19,500 kits to be purchased with forfeiture case money, to be carried primarily by officers on transit, and housing duty.
The NYPD will start issuing heroin overdose antidote kits to its officers this year, in a move that will hopefully stem the ever-raising tide of heroin overdose-related deaths.
The force will get 19,500 kits, worth about $1.2 million, paid for by the New York State Attorney General's office with "civil and criminal forfeiture" case money (police auction money, I think). The kits cost about $60 each.
The kits, which are part of the NY AG's Community Overdose Prevention (COP) program, come with two syringes and two inhalers full of opioid overdose-fighting naloxone, a drug also sold under the brand name Narcan.

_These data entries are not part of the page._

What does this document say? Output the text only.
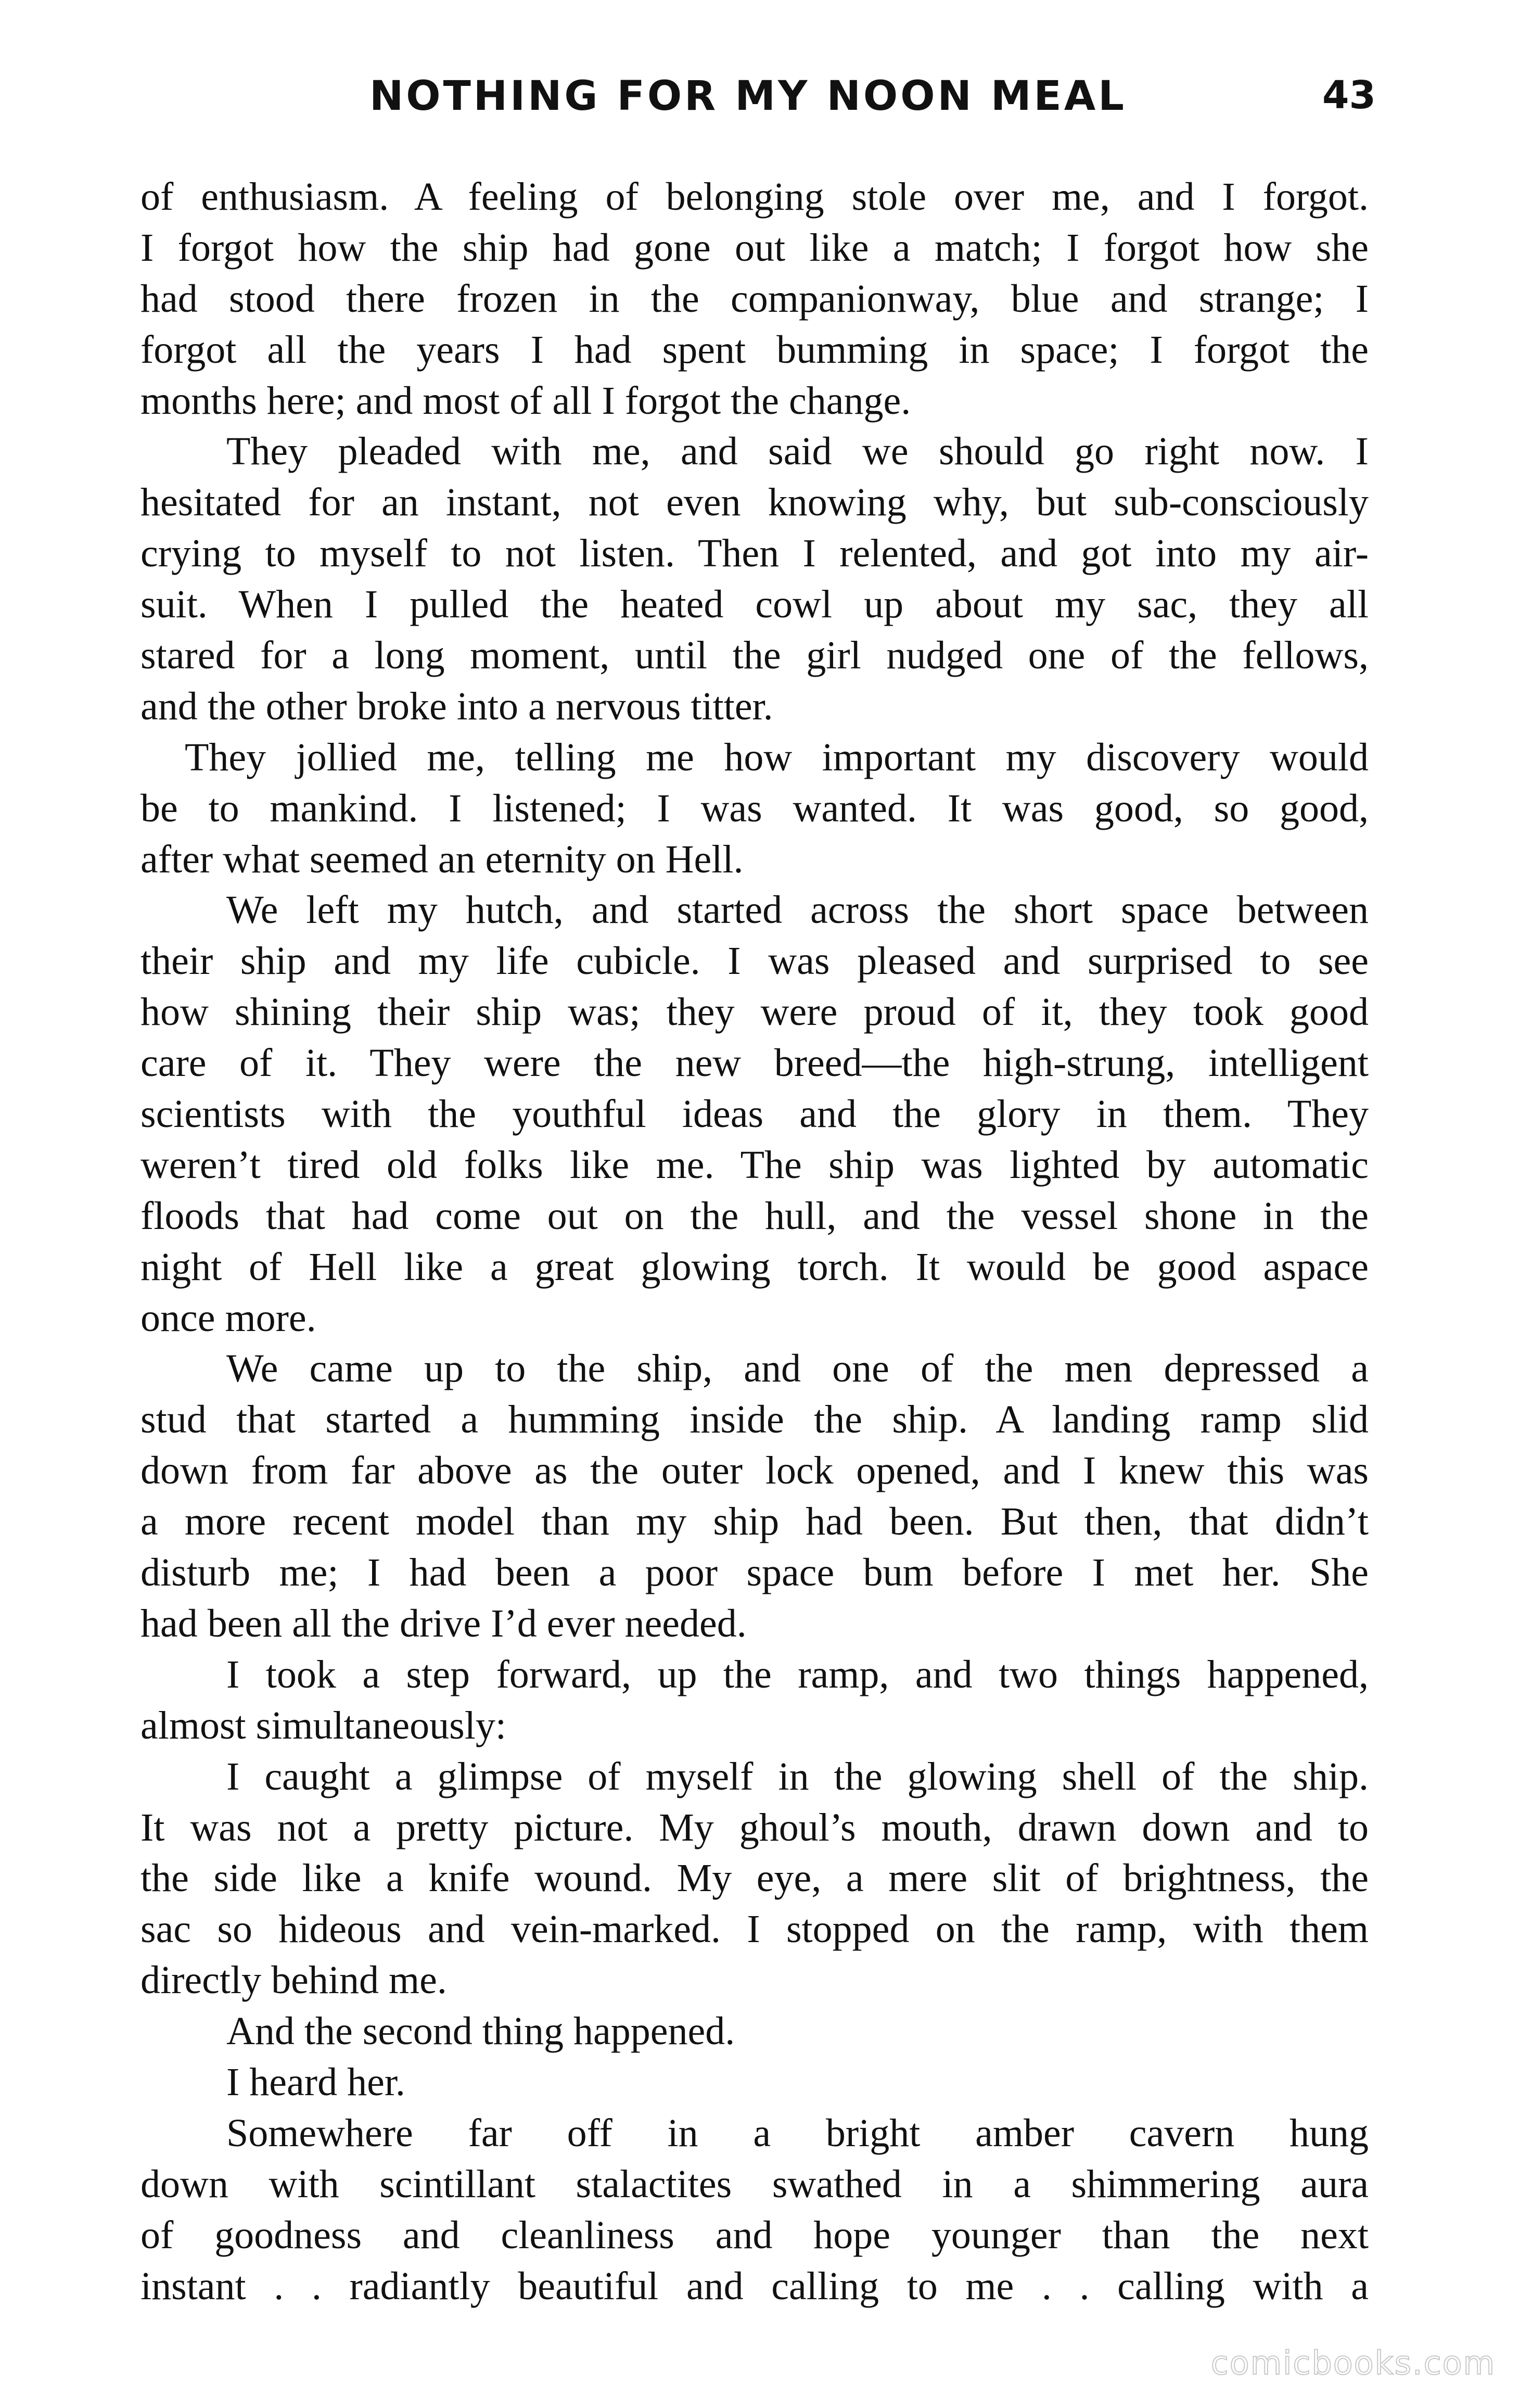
NOTHING FOR MY NOON MEAL	43
of enthusiasm. A feeling of belonging stole over me, and I forgot.
I forgot how the ship had gone out like a match; I forgot how she
had stood there frozen in the companionway, blue and strange; I
forgot all the years I had spent bumming in space; I forgot the
months here; and most of all I forgot the change.
They pleaded with me, and said we should go right now. I
hesitated for an instant, not even knowing why, but sub-consciously
crying to myself to not listen. Then I relented, and got into my air-
suit. When I pulled the heated cowl up about my sac, they all
stared for a long moment, until the girl nudged one of the fellows,
and the other broke into a nervous titter.
They jollied me, telling me how important my discovery would
be to mankind. I listened; I was wanted. It was good, so good,
after what seemed an eternity on Hell.
We left my hutch, and started across the short space between
their ship and my life cubicle. I was pleased and surprised to see
how shining their ship was; they were proud of it, they took good
care of it. They were the new breed—the high-strung, intelligent
scientists with the youthful ideas and the glory in them. They
weren’t tired old folks like me. The ship was lighted by automatic
floods that had come out on the hull, and the vessel shone in the
night of Hell like a great glowing torch. It would be good aspace
once more.
We came up to the ship, and one of the men depressed a
stud that started a humming inside the ship. A landing ramp slid
down from far above as the outer lock opened, and I knew this was
a more recent model than my ship had been. But then, that didn’t
disturb me; I had been a poor space bum before I met her. She
had been all the drive I’d ever needed.
I took a step forward, up the ramp, and two things happened,
almost simultaneously:
I caught a glimpse of myself in the glowing shell of the ship.
It was not a pretty picture. My ghoul’s mouth, drawn down and to
the side like a knife wound. My eye, a mere slit of brightness, the
sac so hideous and vein-marked. I stopped on the ramp, with them
directly behind me.
And the second thing happened.
I heard her.
Somewhere far off in a bright amber cavern hung
down with scintillant stalactites swathed in a shimmering aura
of goodness and cleanliness and hope younger than the next
instant . . radiantly beautiful and calling to me . . calling with a
comicbooks.com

How does naloxone work? Keeping in mind that I am in fact [b]not[/a] Doogie Howser, M.D., naloxone and Narcan are non-addicting medications that "counteract life-threatening depression of the central nervous system and respiratory system, allowing an overdose victim to breathe normally."
New York City isn't the first metropolitan area to issue these kits to its cops. Officers in Quincy, MA have been carrying similar kits since Q3 2010. In the 221 instances where Quincy officers have used the kits in the field, 211 opioid overdose cases were successfully reversed -- good for a 95 percent success rate.